Initially, costs for the $7 million, 19,000-square-foot Hatteras museum were provided by project partners the National Oceanic and Atmospheric Administration and the National Park Service, which owns the 7-acre site across from the state ferry docks at the south-western tip of the village. The museum has been opened since 2003, with changing exhibits.
Early on, NOAA provided $600,000 for an exhibit design, but to date the funds for the final exhibition work have fallen through for various reasons, including unexpected events that tapped state budgets. Costs for the final exhibit design started out at about $2.5 million, then it was $2.8 million, then it was $3 million-something, and it crept up steadily as year after frustrating year flew past without securing the funds to finish the museum.
The final exhibit design was approved earlier this year and is sitting in the state construction office, ready to go as soon as the funds are in hand, Couch said.
Despite its limited displays, the museum’s ship-like architectural design is impressive, and the available displays are engaging.
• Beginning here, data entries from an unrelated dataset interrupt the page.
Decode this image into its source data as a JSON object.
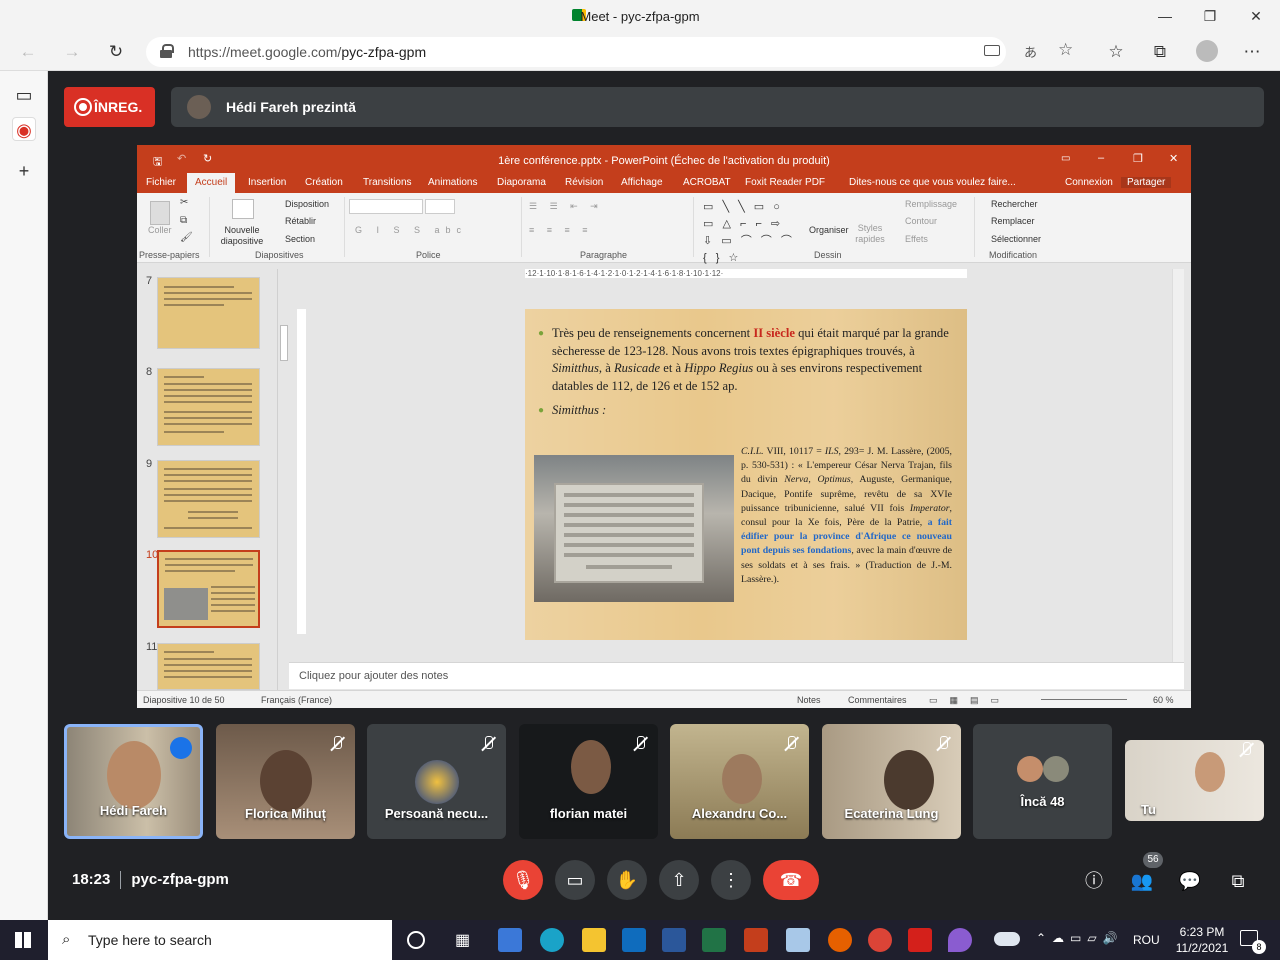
{
  "browser": {
    "window_title": "Meet - pyc-zfpa-gpm",
    "url_host": "https://meet.google.com/",
    "url_path": "pyc-zfpa-gpm"
  },
  "meet": {
    "rec_label": "ÎNREG.",
    "presenter_label": "Hédi Fareh prezintă",
    "meeting_time": "18:23",
    "meeting_code": "pyc-zfpa-gpm",
    "participants_count": "56"
  },
  "ppt": {
    "title": "1ère conférence.pptx - PowerPoint (Échec de l'activation du produit)",
    "tabs": [
      "Fichier",
      "Accueil",
      "Insertion",
      "Création",
      "Transitions",
      "Animations",
      "Diaporama",
      "Révision",
      "Affichage",
      "ACROBAT",
      "Foxit Reader PDF",
      "Dites-nous ce que vous voulez faire..."
    ],
    "account": {
      "signin": "Connexion",
      "share": "Partager"
    },
    "ribbon": {
      "coller": "Coller",
      "nouvelle_diapo": "Nouvelle diapositive",
      "disposition": "Disposition",
      "retablir": "Rétablir",
      "section": "Section",
      "organiser": "Organiser",
      "styles_rapides": "Styles rapides",
      "remplissage": "Remplissage",
      "contour": "Contour",
      "effets": "Effets",
      "rechercher": "Rechercher",
      "remplacer": "Remplacer",
      "selectionner": "Sélectionner",
      "groups": [
        "Presse-papiers",
        "Diapositives",
        "Police",
        "Paragraphe",
        "Dessin",
        "Modification"
      ]
    },
    "ruler": "·12·1·10·1·8·1·6·1·4·1·2·1·0·1·2·1·4·1·6·1·8·1·10·1·12·",
    "thumb_numbers": [
      "7",
      "8",
      "9",
      "10",
      "11"
    ],
    "slide": {
      "p1_a": "Très peu de renseignements concernent ",
      "p1_red": "II siècle",
      "p1_b": " qui était marqué par la grande sècheresse de 123-128. Nous avons trois textes épigraphiques trouvés, à ",
      "p1_i1": "Simitthus",
      "p1_c": ", à ",
      "p1_i2": "Rusicade",
      "p1_d": " et à ",
      "p1_i3": "Hippo Regius",
      "p1_e": " ou à ses environs respectivement datables de 112, de 126 et de 152 ap.",
      "p2": "Simitthus :",
      "p3_a": "C.I.L.",
      "p3_b": " VIII, 10117 = ",
      "p3_c": "ILS",
      "p3_d": ", 293= J. M. Lassère, (2005, p. 530-531)  :  « L'empereur César Nerva Trajan, fils du divin ",
      "p3_e": "Nerva",
      "p3_f": ", ",
      "p3_g": "Optimus",
      "p3_h": ", Auguste, Germanique, Dacique, Pontife suprême, revêtu de sa XVIe puissance tribunicienne, salué VII fois ",
      "p3_i": "Imperator",
      "p3_j": ", consul pour la Xe fois, Père de la Patrie, ",
      "p3_blue": "a fait édifier pour la province d'Afrique ce nouveau pont depuis ses fondations",
      "p3_k": ", avec la main d'œuvre de ses soldats et à ses frais. » (Traduction de J.-M. Lassère.)."
    },
    "notes_placeholder": "Cliquez pour ajouter des notes",
    "status": {
      "slide": "Diapositive 10 de 50",
      "lang": "Français (France)",
      "notes": "Notes",
      "comments": "Commentaires",
      "zoom": "60 %"
    }
  },
  "participants": [
    {
      "name": "Hédi Fareh"
    },
    {
      "name": "Florica Mihuț"
    },
    {
      "name": "Persoană necu..."
    },
    {
      "name": "florian matei"
    },
    {
      "name": "Alexandru Co..."
    },
    {
      "name": "Ecaterina Lung"
    },
    {
      "name": "Încă 48"
    },
    {
      "name": "Tu"
    }
  ],
  "taskbar": {
    "search_placeholder": "Type here to search",
    "lang": "ROU",
    "time": "6:23 PM",
    "date": "11/2/2021",
    "notif_count": "8"
  }
}
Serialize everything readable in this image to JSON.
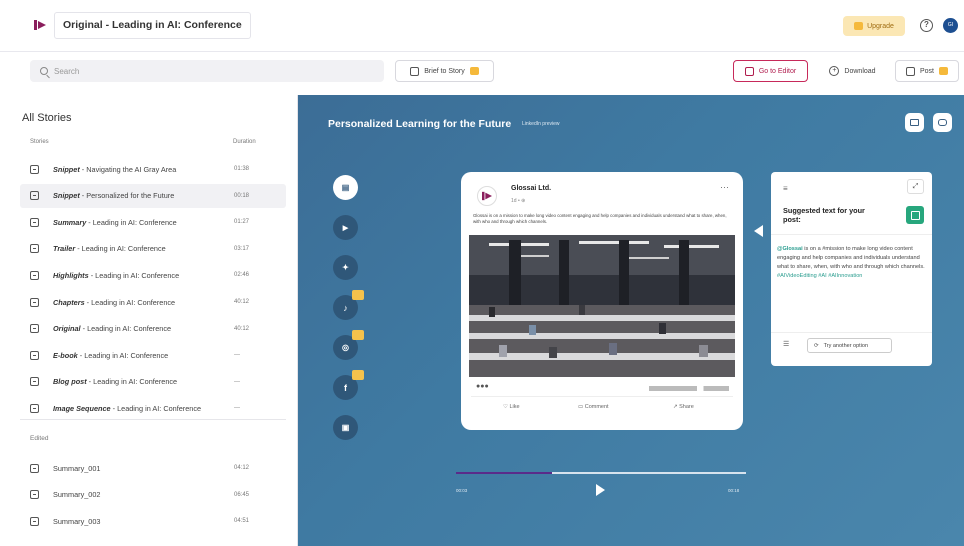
{
  "header": {
    "doc_title": "Original - Leading in AI: Conference",
    "upgrade_label": "Upgrade",
    "help_glyph": "?",
    "avatar_initials": "GI"
  },
  "toolbar": {
    "search_placeholder": "Search",
    "brief_to_story_label": "Brief to Story",
    "go_to_editor_label": "Go to Editor",
    "download_label": "Download",
    "post_label": "Post"
  },
  "sidebar": {
    "title": "All Stories",
    "col_stories": "Stories",
    "col_duration": "Duration",
    "stories": [
      {
        "kind": "Snippet",
        "rest": " - Navigating the AI Gray Area",
        "duration": "01:38",
        "icon": "video-icon"
      },
      {
        "kind": "Snippet",
        "rest": " - Personalized  for the Future",
        "duration": "00:18",
        "icon": "video-icon",
        "active": true
      },
      {
        "kind": "Summary",
        "rest": " - Leading in AI: Conference",
        "duration": "01:27",
        "icon": "video-icon"
      },
      {
        "kind": "Trailer",
        "rest": " - Leading in AI: Conference",
        "duration": "03:17",
        "icon": "video-icon"
      },
      {
        "kind": "Highlights",
        "rest": " - Leading in AI: Conference",
        "duration": "02:46",
        "icon": "video-icon"
      },
      {
        "kind": "Chapters",
        "rest": " - Leading in AI: Conference",
        "duration": "40:12",
        "icon": "video-icon"
      },
      {
        "kind": "Original",
        "rest": " - Leading in AI: Conference",
        "duration": "40:12",
        "icon": "video-icon"
      },
      {
        "kind": "E-book",
        "rest": " - Leading in AI: Conference",
        "duration": "---",
        "icon": "book-icon"
      },
      {
        "kind": "Blog post",
        "rest": " - Leading in AI: Conference",
        "duration": "---",
        "icon": "document-icon"
      },
      {
        "kind": "Image Sequence",
        "rest": " - Leading in AI: Conference",
        "duration": "---",
        "icon": "images-icon"
      }
    ],
    "edited_label": "Edited",
    "edited": [
      {
        "label": "Summary_001",
        "duration": "04:12"
      },
      {
        "label": "Summary_002",
        "duration": "06:45"
      },
      {
        "label": "Summary_003",
        "duration": "04:51"
      }
    ]
  },
  "preview": {
    "title": "Personalized Learning for the Future",
    "subtitle": "LinkedIn preview",
    "social_icons": [
      "linkedin-icon",
      "youtube-icon",
      "twitter-icon",
      "tiktok-icon",
      "instagram-icon",
      "facebook-icon",
      "calendar-icon"
    ],
    "post": {
      "company": "Glossai Ltd.",
      "meta": "1d • ⊕",
      "text": "Glossai is on a mission to make long video content engaging and help companies and individuals understand what to share, when, with who and through which channels.",
      "like": "Like",
      "comment": "Comment",
      "share": "Share"
    },
    "suggestion": {
      "title": "Suggested text for your post:",
      "mention": "@Glossai",
      "body": " is on a #mission to make long video content engaging and help companies and individuals understand what to share, when, with who and through which channels.",
      "hashtags": "#AIVideoEditing #AI #AIInnovation",
      "try_another": "Try another option"
    },
    "player": {
      "time_current": "00:03",
      "time_total": "00:18",
      "progress_fraction": 0.33
    }
  },
  "colors": {
    "brand": "#8a1e5c",
    "preview_bg": "#3f7aa2",
    "accent_green": "#27a77d",
    "premium_yellow": "#f5c24c"
  }
}
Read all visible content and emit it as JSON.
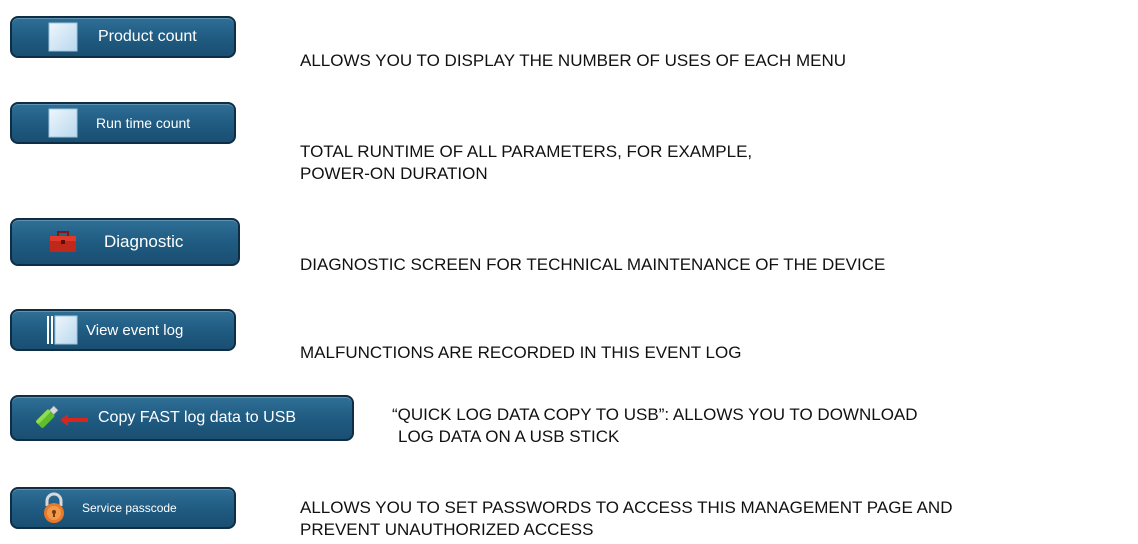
{
  "items": [
    {
      "label": "Product count",
      "icon": "blank-tile-icon",
      "description": [
        "ALLOWS YOU TO DISPLAY THE NUMBER OF USES OF EACH MENU"
      ]
    },
    {
      "label": "Run time count",
      "icon": "blank-tile-icon",
      "description": [
        "TOTAL RUNTIME OF ALL PARAMETERS, FOR EXAMPLE,",
        "POWER-ON DURATION"
      ]
    },
    {
      "label": "Diagnostic",
      "icon": "toolbox-icon",
      "description": [
        "DIAGNOSTIC SCREEN FOR TECHNICAL MAINTENANCE OF THE DEVICE"
      ]
    },
    {
      "label": "View event log",
      "icon": "event-log-icon",
      "description": [
        "MALFUNCTIONS ARE RECORDED IN THIS EVENT LOG"
      ]
    },
    {
      "label": "Copy FAST log data to USB",
      "icon": "usb-copy-icon",
      "description": [
        "“QUICK LOG DATA COPY TO USB”: ALLOWS YOU TO DOWNLOAD",
        "LOG DATA ON A USB STICK"
      ]
    },
    {
      "label": "Service passcode",
      "icon": "padlock-icon",
      "description": [
        "ALLOWS YOU TO SET PASSWORDS TO ACCESS THIS MANAGEMENT PAGE AND",
        "PREVENT UNAUTHORIZED ACCESS"
      ]
    }
  ],
  "colors": {
    "button_top": "#2f6f96",
    "button_bottom": "#1a4f72",
    "button_border": "#0d2e45",
    "button_text": "#ffffff",
    "description_text": "#111111"
  }
}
In fact, the museum is only growing in popularity, attracting about 90,000 visitors annually, about 23,000 Facebook followers, plus more on other online sites, including its website.
Since 2008, the museum’s nonprofit Friends group has provided $834,791 for facility maintenance and repair, exhibitions, collection, acquisitions and conservation and educational programs, according to the museum.
Hundreds of artifacts, many salvaged from shipwrecks or donated by locals, are stored safely in climate-controlled storage in back of the museum, including donations of 55 rare coins, two of which go back to the time of Ptolemy IV around 221 B.C., collected on Hatteras beaches by a dedicated beachcomber; artifacts salvaged off the U-85 by diver Jim Bunch; and an intact windlass found after Hurricane Irene in Rodanthe near where the Priscilla is believed to have wrecked in 1894. Artifacts are also being held in National Park Service facilities on Roanoke Island and in Florida.
Many islanders —descendants of shipwreck survivors from generations back, members of Coast Guard, fishing or United States Life-Saving Service families, or just folks who found a piece of lighthouse lens when they were teenagers —- have promised to donate their stashed memorabilia or artifacts to the museum once the exhibit plan is completed, Couch said.
The museum is also planning to create an exhibit centered on telling the story of the Carroll A. Deering, better known as the famous “ghost ship,” which was a five-masted schooner that ran aground in 1921 off Cape Hatteras. No sign of the crew was ever found.
Once installed, the exhibit is designed to empower the artifacts to help tell the human story of the Outer Banks’ unusually rich relationship to the sea, Couch said. Whether heart-warming or heart-rending, they’re all dramatic, and they’re all worth telling — and knowing.
“It’s state pride,” Couch said. “It’s just pride in understanding our significance in maritime history. It’s key to North Carolina getting its story out there.”